Age-Dependent Effects of UV Exposure and Xeroderma Pigmentosum Group A on DNA Damage, Repair Mechanisms, Genomic Instability, Cancer Risk, and Neurological Disorders

Background: Xeroderma pigmentosum, complementation group A (XPA), is a rare genetic disorder characterized by marked sensitivity to ultraviolet (UV) radiation, leading to increased risks of skin cancer, accelerated aging, and significant neurologic disorders. XPA prominently impacts DNA repair mechanisms, specifically nucleotide excision repair (NER), which is crucial for correcting UV-induced DNA damage. Methods: This study utilized an advanced aiHumanoids platform to simulate the disease progression in individuals with XPA from birth to age 20 years.

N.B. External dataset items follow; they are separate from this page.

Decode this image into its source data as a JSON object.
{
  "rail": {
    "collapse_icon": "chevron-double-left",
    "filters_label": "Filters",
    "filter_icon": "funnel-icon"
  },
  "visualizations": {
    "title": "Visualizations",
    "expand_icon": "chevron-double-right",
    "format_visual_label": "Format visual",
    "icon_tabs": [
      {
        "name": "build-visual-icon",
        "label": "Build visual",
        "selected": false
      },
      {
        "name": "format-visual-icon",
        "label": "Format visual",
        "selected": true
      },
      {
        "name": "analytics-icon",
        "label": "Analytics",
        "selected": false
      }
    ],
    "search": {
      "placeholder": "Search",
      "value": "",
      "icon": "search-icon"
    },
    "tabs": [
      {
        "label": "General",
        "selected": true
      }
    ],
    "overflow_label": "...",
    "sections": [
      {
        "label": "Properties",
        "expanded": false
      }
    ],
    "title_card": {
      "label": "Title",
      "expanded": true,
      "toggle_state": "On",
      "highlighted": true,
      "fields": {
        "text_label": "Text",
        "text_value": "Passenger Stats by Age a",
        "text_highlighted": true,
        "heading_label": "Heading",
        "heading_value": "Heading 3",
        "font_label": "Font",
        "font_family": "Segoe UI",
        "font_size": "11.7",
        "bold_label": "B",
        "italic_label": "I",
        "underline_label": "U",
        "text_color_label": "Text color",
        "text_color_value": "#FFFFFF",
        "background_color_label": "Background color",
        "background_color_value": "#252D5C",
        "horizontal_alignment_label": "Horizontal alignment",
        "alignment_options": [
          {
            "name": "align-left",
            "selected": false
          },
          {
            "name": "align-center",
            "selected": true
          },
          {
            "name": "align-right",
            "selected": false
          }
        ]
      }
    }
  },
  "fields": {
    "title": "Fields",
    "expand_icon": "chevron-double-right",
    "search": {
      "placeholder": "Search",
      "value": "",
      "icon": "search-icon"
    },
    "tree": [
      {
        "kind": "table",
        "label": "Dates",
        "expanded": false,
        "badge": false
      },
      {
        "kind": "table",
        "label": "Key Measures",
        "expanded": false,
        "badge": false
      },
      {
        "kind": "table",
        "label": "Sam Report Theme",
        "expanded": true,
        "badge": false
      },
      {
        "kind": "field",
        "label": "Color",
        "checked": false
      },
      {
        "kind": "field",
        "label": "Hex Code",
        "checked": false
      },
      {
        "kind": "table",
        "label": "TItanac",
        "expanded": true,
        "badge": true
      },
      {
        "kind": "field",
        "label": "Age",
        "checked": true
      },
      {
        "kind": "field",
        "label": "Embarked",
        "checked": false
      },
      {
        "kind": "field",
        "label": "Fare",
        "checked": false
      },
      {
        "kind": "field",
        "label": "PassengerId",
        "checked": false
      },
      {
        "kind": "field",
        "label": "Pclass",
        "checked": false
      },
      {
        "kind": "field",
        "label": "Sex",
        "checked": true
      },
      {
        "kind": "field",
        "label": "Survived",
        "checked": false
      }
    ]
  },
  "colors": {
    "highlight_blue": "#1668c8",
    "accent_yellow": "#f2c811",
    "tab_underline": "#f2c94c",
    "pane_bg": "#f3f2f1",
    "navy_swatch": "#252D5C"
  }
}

The virtual longitudinal study assessed the impacts of moderate and severe XPA under various UV exposure scenarios. The research included 25 age-matched wild-type controls to elucidate the comparative effects of XPA on DNA damage, genomic instability, cancer risk, and neurological outcomes. Results: Using Wilcoxon sign rank p values and Cliffs delta estimates of true effect size, the aiHumanoid simulations revealed significant differences in DNA repair efficiency between XPA affected and control groups, with pronounced deficits in XPA cohorts under UV exposure. Genomic instability and skin cancer risks were consistently elevated across all XPA simulations, particularly under UV stress. Neurological assessments indicated greater susceptibility to disorders in younger XPA subjects, with effects moderating somewhat with age. Conclusion: The aiHumanoid platform provided novel insights into the progression of XPA, highlighting the severe impact of UV exposure on individuals with this condition. These findings advocate for early intervention strategies and underscore the necessity for rigorous protective measures against UV radiation, especially in younger populations. This research contributes to our further understanding of XPA, potentially guiding future therapeutic developments including early stage virtual drug trials and preventive approaches personalized to individual risk profiles.